Emenda melhor que o soneto

Ideia do Congresso de apresentar substitutivo da reforma da Previdência pode ser positiva

Notas & Informações, O Estado de S.Paulo

23 de maio de 2019 | 03h00

Na sexta-feira passada, o presidente da Comissão Especial que analisa a reforma da Previdência, deputado Marcelo Ramos (PR-AM), anunciou que o Congresso planeja apresentar um substitutivo ao texto elaborado pelo governo Bolsonaro. “Essa é uma reforma muito importante para o País, fundamental, e não podemos correr o risco de não ser aprovada porque há deputados que antipatizam com o governo Bolsonaro”, disse Ramos.

Apesar de o novo texto não estar definido, deve-se reconhecer que a ideia de o Congresso apresentar um substitutivo da reforma da Previdência pode ser muito positiva para o País.
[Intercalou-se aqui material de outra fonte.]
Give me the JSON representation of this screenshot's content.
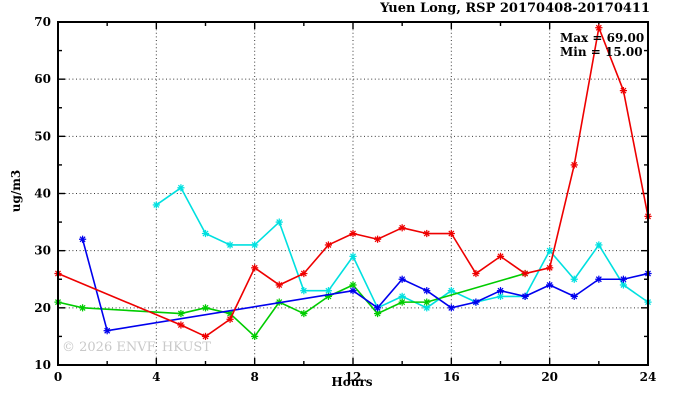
{
  "title": "Yuen Long, RSP 20170408-20170411",
  "annotation": {
    "max_label": "Max = 69.00",
    "min_label": "Min = 15.00"
  },
  "watermark": "© 2026 ENVF, HKUST",
  "chart_data": {
    "type": "line",
    "title": "Yuen Long, RSP 20170408-20170411",
    "xlabel": "Hours",
    "ylabel": "ug/m3",
    "xlim": [
      0,
      24
    ],
    "ylim": [
      10,
      70
    ],
    "x": [
      0,
      1,
      2,
      3,
      4,
      5,
      6,
      7,
      8,
      9,
      10,
      11,
      12,
      13,
      14,
      15,
      16,
      17,
      18,
      19,
      20,
      21,
      22,
      23,
      24
    ],
    "x_major_ticks": [
      0,
      4,
      8,
      12,
      16,
      20,
      24
    ],
    "x_minor_step": 2,
    "y_major_ticks": [
      10,
      20,
      30,
      40,
      50,
      60,
      70
    ],
    "y_minor_step": 5,
    "grid": true,
    "grid_x": [
      4,
      8,
      12,
      16,
      20
    ],
    "grid_y": [
      20,
      30,
      40,
      50,
      60
    ],
    "legend_position": "none",
    "max_value": 69.0,
    "min_value": 15.0,
    "series": [
      {
        "name": "cyan",
        "color": "#00e0e0",
        "values": [
          null,
          null,
          null,
          null,
          38,
          41,
          33,
          31,
          31,
          35,
          23,
          23,
          29,
          20,
          22,
          20,
          23,
          21,
          22,
          22,
          30,
          25,
          31,
          24,
          21
        ]
      },
      {
        "name": "green",
        "color": "#00cc00",
        "values": [
          21,
          20,
          null,
          null,
          null,
          19,
          20,
          19,
          15,
          21,
          19,
          22,
          24,
          19,
          21,
          21,
          null,
          null,
          null,
          26,
          null,
          null,
          null,
          null,
          null
        ]
      },
      {
        "name": "blue",
        "color": "#0000ee",
        "values": [
          null,
          32,
          16,
          null,
          null,
          null,
          null,
          null,
          null,
          null,
          null,
          null,
          23,
          20,
          25,
          23,
          20,
          21,
          23,
          22,
          24,
          22,
          25,
          25,
          26
        ]
      },
      {
        "name": "red",
        "color": "#ee0000",
        "values": [
          26,
          null,
          null,
          null,
          null,
          17,
          15,
          18,
          27,
          24,
          26,
          31,
          33,
          32,
          34,
          33,
          33,
          26,
          29,
          26,
          27,
          45,
          69,
          58,
          36
        ]
      }
    ]
  }
}
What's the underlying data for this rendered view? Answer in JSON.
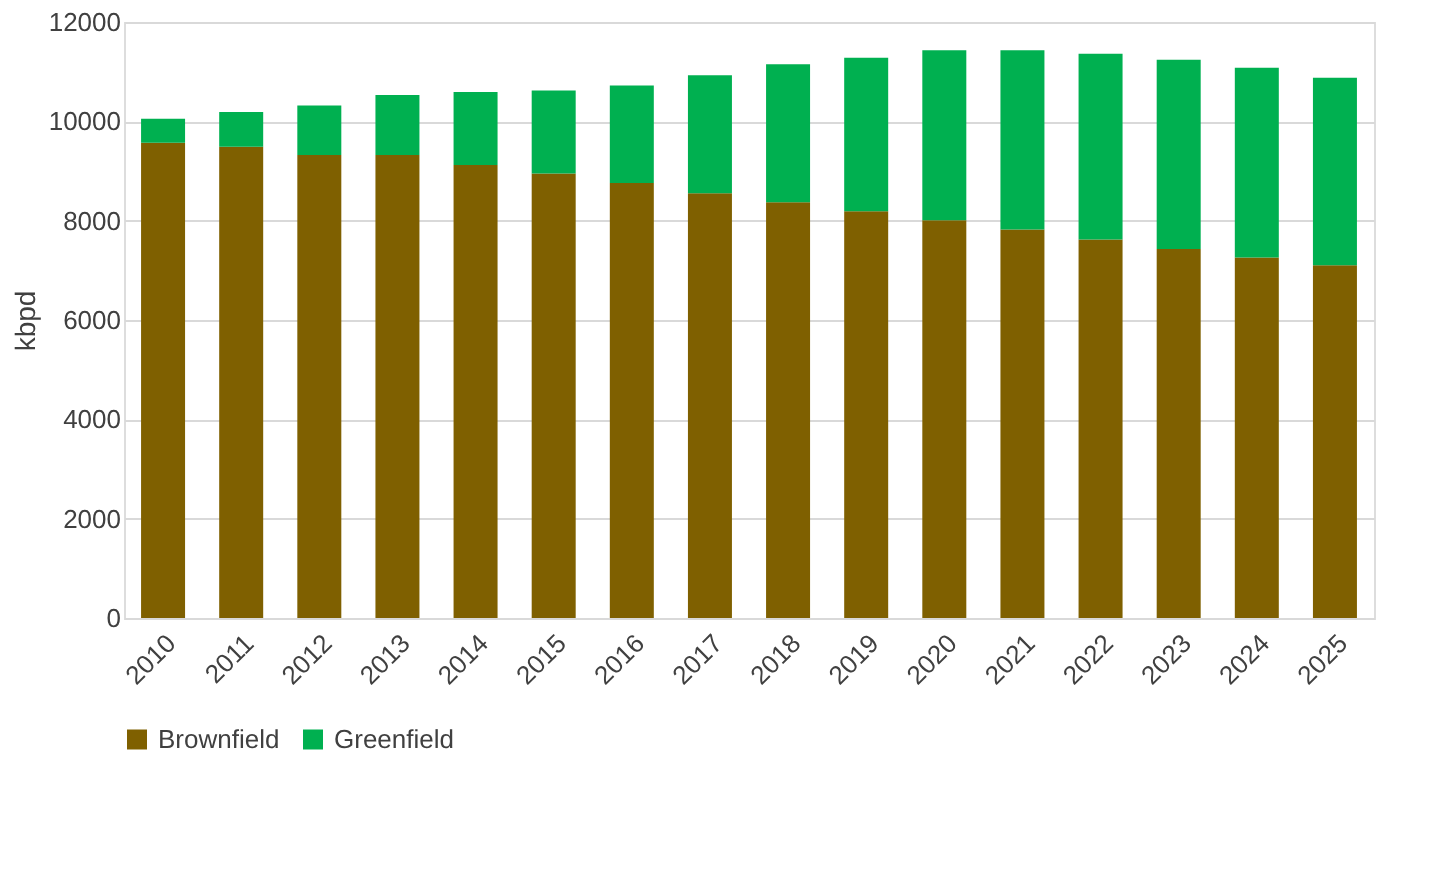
{
  "chart_data": {
    "type": "bar",
    "stacked": true,
    "ylabel": "kbpd",
    "categories": [
      "2010",
      "2011",
      "2012",
      "2013",
      "2014",
      "2015",
      "2016",
      "2017",
      "2018",
      "2019",
      "2020",
      "2021",
      "2022",
      "2023",
      "2024",
      "2025"
    ],
    "series": [
      {
        "name": "Brownfield",
        "color": "#7f6000",
        "values": [
          9570,
          9490,
          9320,
          9320,
          9120,
          8950,
          8760,
          8550,
          8370,
          8190,
          8010,
          7820,
          7620,
          7430,
          7260,
          7100
        ]
      },
      {
        "name": "Greenfield",
        "color": "#00b050",
        "values": [
          480,
          700,
          1000,
          1210,
          1470,
          1670,
          1960,
          2380,
          2780,
          3090,
          3420,
          3610,
          3740,
          3810,
          3820,
          3780
        ]
      }
    ],
    "ylim": [
      0,
      12000
    ],
    "yticks": [
      0,
      2000,
      4000,
      6000,
      8000,
      10000,
      12000
    ],
    "grid": "y",
    "legend": "bottom"
  }
}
Além da questão da viabilidade política, a Proposta de Emenda Constitucional (PEC) 6/2019, na forma como foi apresentada, fere a Lei Complementar (LC) 95/98.

A falha não é mero pecadilho formal. A proposta de reforma do governo Bolsonaro viola as regras do processo legislativo, regras essas que protegem a democracia representativa. Em seu art. 59, a Constituição define que o processo legislativo compreende a elaboração de emendas à Constituição, leis complementares, leis ordinárias, leis delegadas, medidas provisórias, decretos legislativos e resoluções. E o parágrafo único deste artigo estabelece que uma lei complementar disporá sobre a elaboração, a redação, a alteração e a consolidação das leis.

Em 1998, o Congresso aprovou a Lei Complementar 95/98, que dispõe sobre o processo legislativo. Entre outros parâmetros para a redação e a alteração das leis, o seu art. 7.º define que, “excetuadas as codificações, cada lei tratará de um único objeto” e que “a lei não conterá matéria estranha a seu objeto ou a este não vinculada por afinidade, pertinência ou conexão”. Essas disposições se aplicam a todos os atos normativos previstos no art. 59 da Constituição, isto é, elas também se referem às emendas constitucionais.

Como é sabido, a proposta de reforma da Previdência do governo Bolsonaro contém vários temas não relacionados à reforma do sistema previdenciário. No texto da PEC 6/2019, o governo federal incluiu, por exemplo, o fim da multa de 40% sobre o Fundo de Garantia do Tempo de Serviço (FGTS) dos aposentados que forem demitidos sem justa causa. Como já dissemos aqui, “haverá uma grande surpresa se o ministro da Economia, Paulo Guedes, conseguir explicar a relação entre essa novidade e a redução do buraco no sistema de aposentadorias e pensões”.

Outras matérias estranhas à reforma da Previdência que estão na proposta do governo Bolsonaro: a restrição do pagamento do abono salarial a trabalhadores que recebem até um salário mínimo por mês, a alteração de pontos da Emenda Constitucional 88/2015 – que afetam a composição do Supremo Tribunal Federal e dos outros Tribunais Superiores –, a limitação do acesso dos segurados do INSS ao Poder Judiciário com a restrição dos casos de competência delegada da Justiça Estadual, a exigência para que o Poder Judiciário indique fonte de custeio em suas decisões e, como se não fosse pouco, o texto ainda exclui parte do art. 42 da Constituição, o que poderá facilitar a participação de policiais militares e bombeiros nas eleições.

A urgência de um novo sistema previdenciário não é motivo para aprovar um projeto com deficiências jurídicas. Veja-se o que medidas do governo sem o devido cuidado técnico vêm suscitando. Segundo levantamento do Estado, 30 contestações contra atos do governo já foram protocoladas no Supremo. O açodamento e a falta de rigor técnico levam a uma maior judicialização e, consequentemente, a uma maior insegurança jurídica. Não é disso que o País precisa.

A necessidade de uma reforma da Previdência que reduza o déficit fiscal e elimine os privilégios e disparidades entre os diferentes regimes deve incentivar o Congresso a aprovar uma PEC juridicamente consistente. Se o governo federal abriu mão da qualidade técnica ao elaborar sua proposta, cabe ao Congresso redigir um substitutivo à altura das necessidades do País. Que a emenda saia melhor que o soneto.